O fantasma dos espaços vazios. O BOCOG - Beijing Organizing Committe Olympic Games - Comitê Olímpico Organizador dos Jogos Olímpicos de Beijing, jura, por Confúcio, que todos os ingressos foram vendidos e sugere que as cadeiras vazias pertencem aos patrocinadores. Já o departamento de hospitalidade corporativa dos Jogos, se defende e afirma que a massa de cadeiras vazias não pode ser atribuída à ausência dos convidados dos patrocinadores. "Os patrocinadores sempre fazem bom uso dos ingressos, independente do fato de serem patrocinadores internacionais ou domésticos" - disse Wayne Eldevik, responsável pela Maritz Inc.'s unidade de serviços da SME Olympic, que opera o programa de hospitalidade junto ao Bank of China, um dos maiores patrocinadores locais do BOCOG. "Nos últimos dois anos, foi desenvolvido um sistema chave para ter certeza que os ingressos do Bank of China seriam eficazmente distribuídos" - adicionou disse Eldevik, que há muito tempo é coordenador de hospitalidade olímpica. "Realmente existem muitas cadeiras vazias.

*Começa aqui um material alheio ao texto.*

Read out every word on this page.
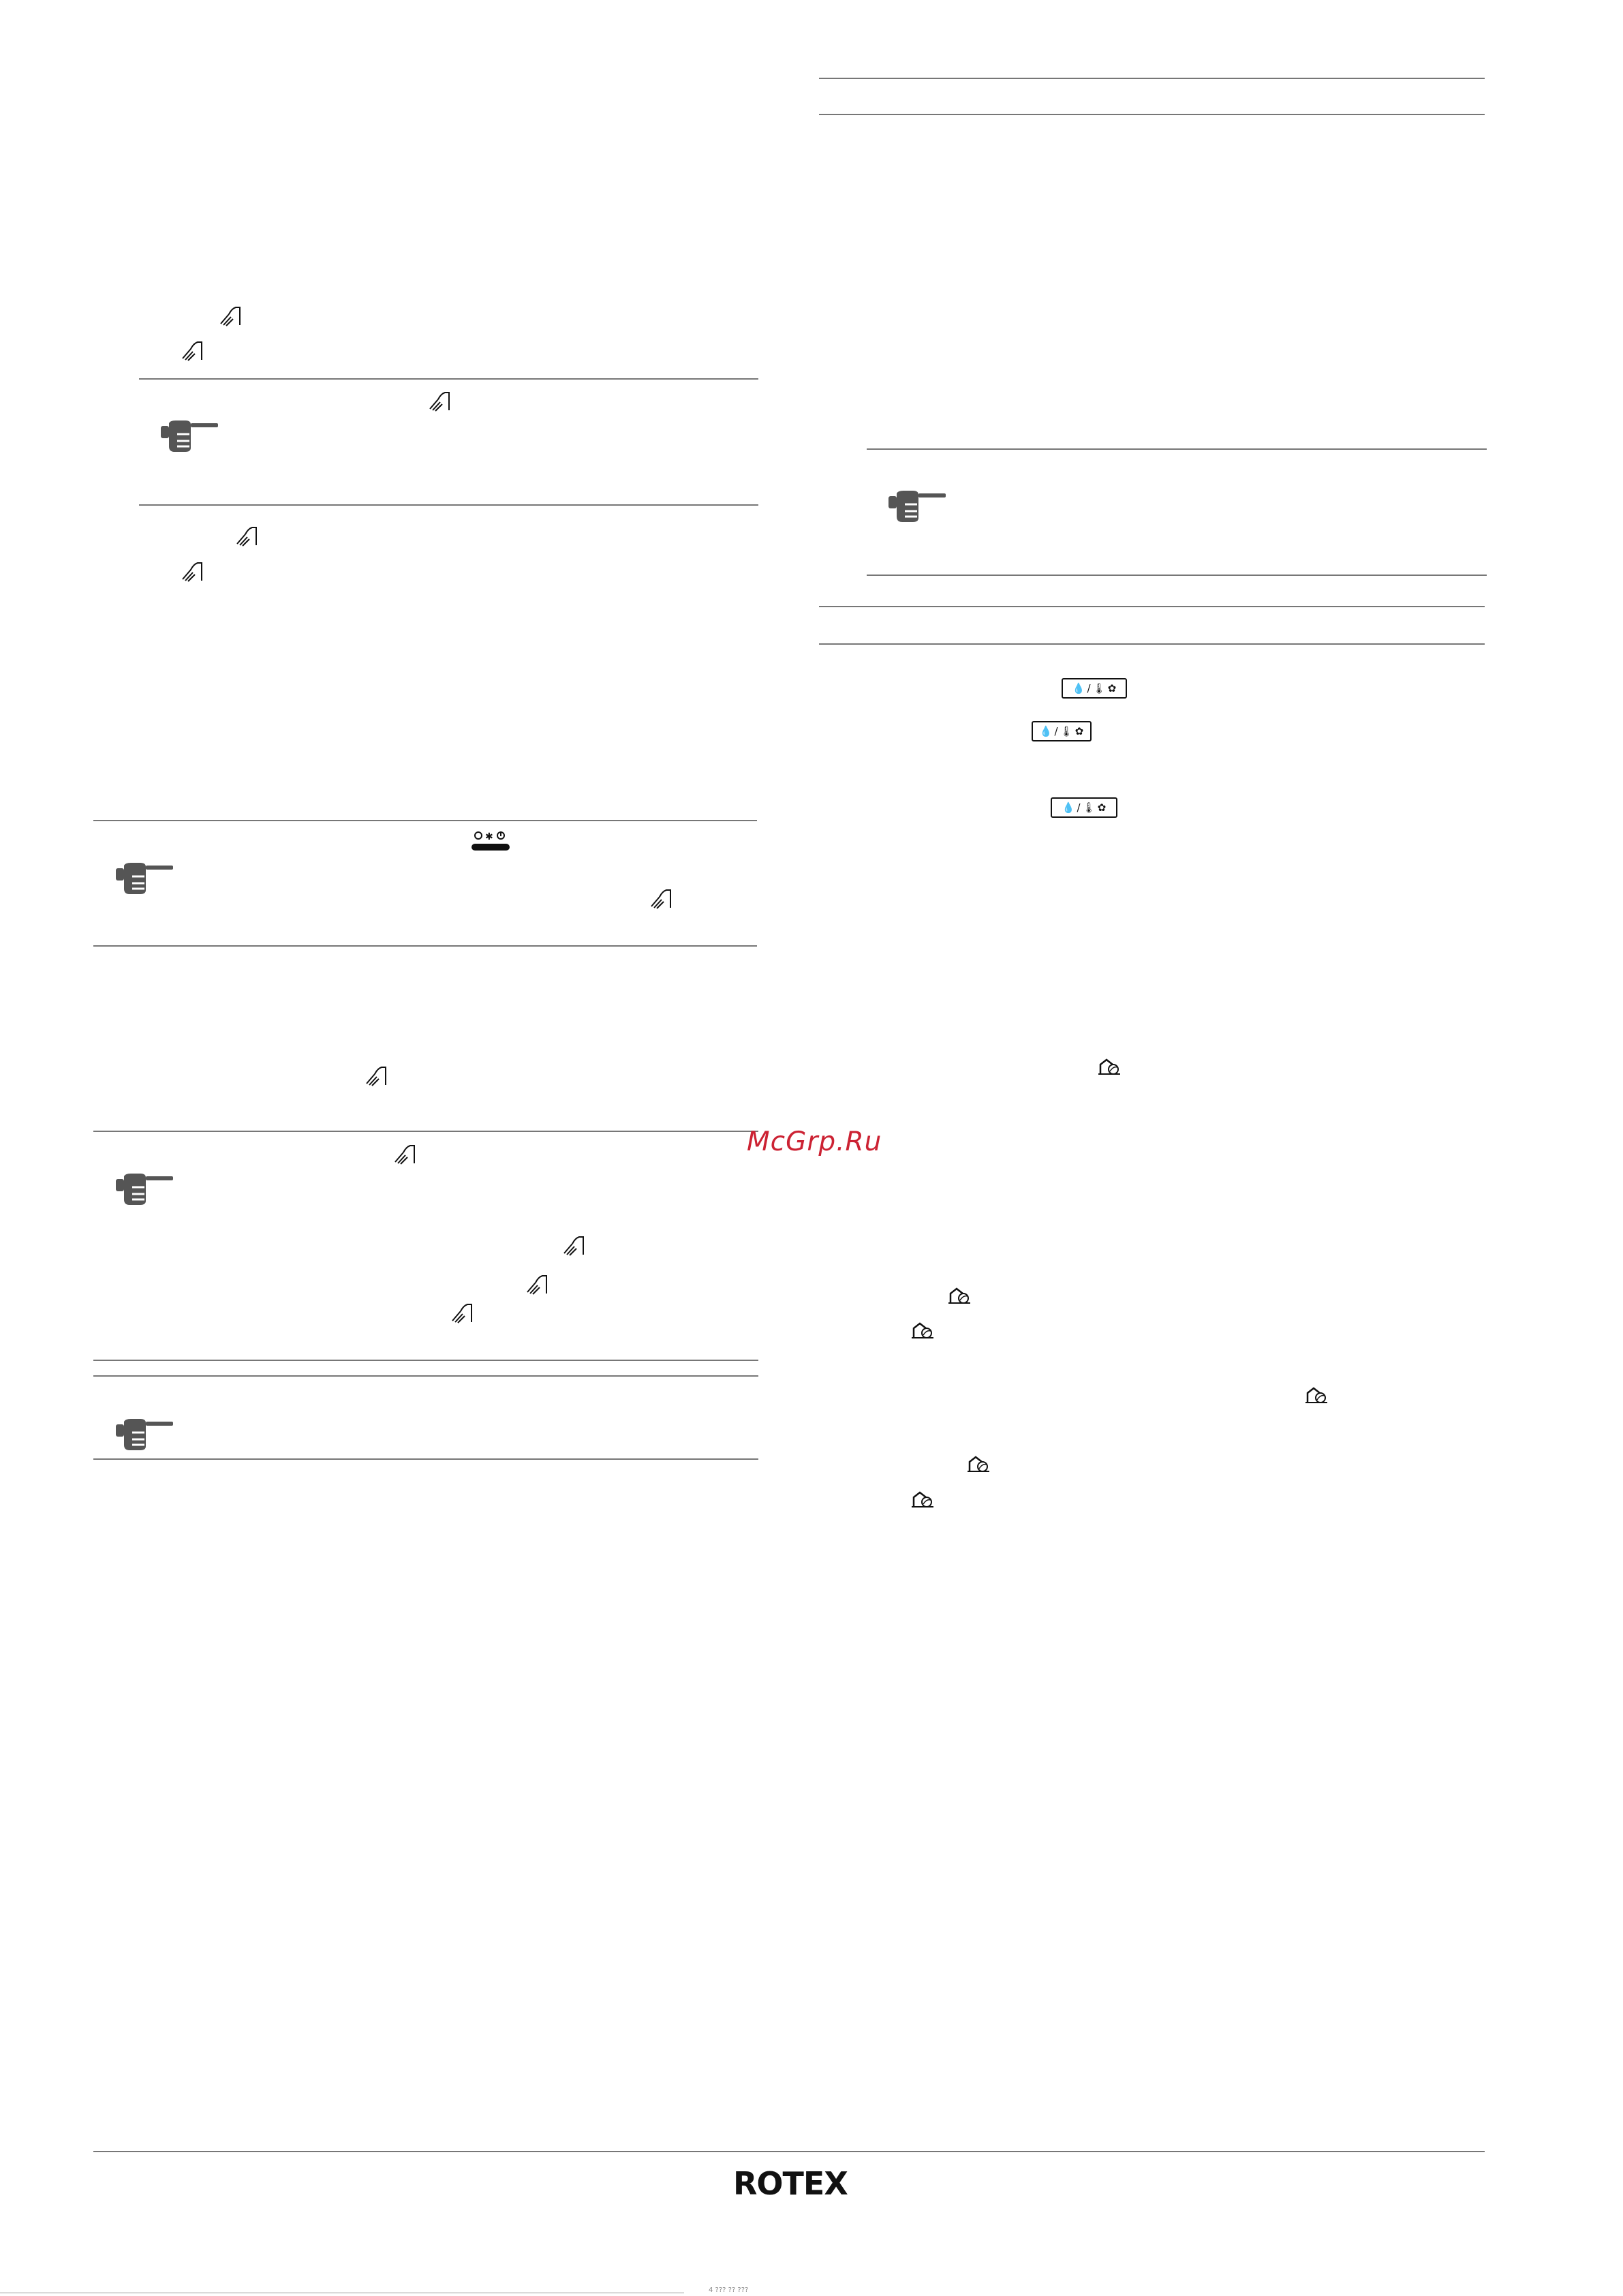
✱
💧 / 🌡 ✿
💧 / 🌡 ✿
💧 / 🌡 ✿
McGrp.Ru
ROTEX
4 ??? ?? ???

Certamente, muito mais do que pode ser explicado. O que pode estar acontecendo é o 'famoso' jeito chinês de divulgar as coisas por aqui. Era evidente que Beijing não assumirá nunca que, em várias datas, a venda de ingressos não foi satisfatória" - desbafou o coordenador. Outra frustração com relação aos ingressos em Beijing é que, apesar das cadeiras vazias, os turistas e os consumidores não conseguem comprar ingressos para as competições por via legal, ou seja, pela organização do evento. A saída é comprar de cambistas, no mercado negro, por serviços on-line ou anúncios secretos nos jornais. Já o BOCOG tem procurado cobrir a vergonha preenchendo os espaços vagos com voluntários que estão formando torcidas organizadas. Levando-se em conta que as informações sobre as vendas de ingressos passavam pelo crivo e aprovação do governo chinês ou partiam de veículos estatais, é bem provável que os números até hoje divulgados não sejam verdadeiros, afinal, a China tem sido mestre em piratarias e em 'produzir' mentirinhas olímpicas (ler matéria arquivo Sport Marketing - Cerimônia de abertura 'pirata' em Beijing).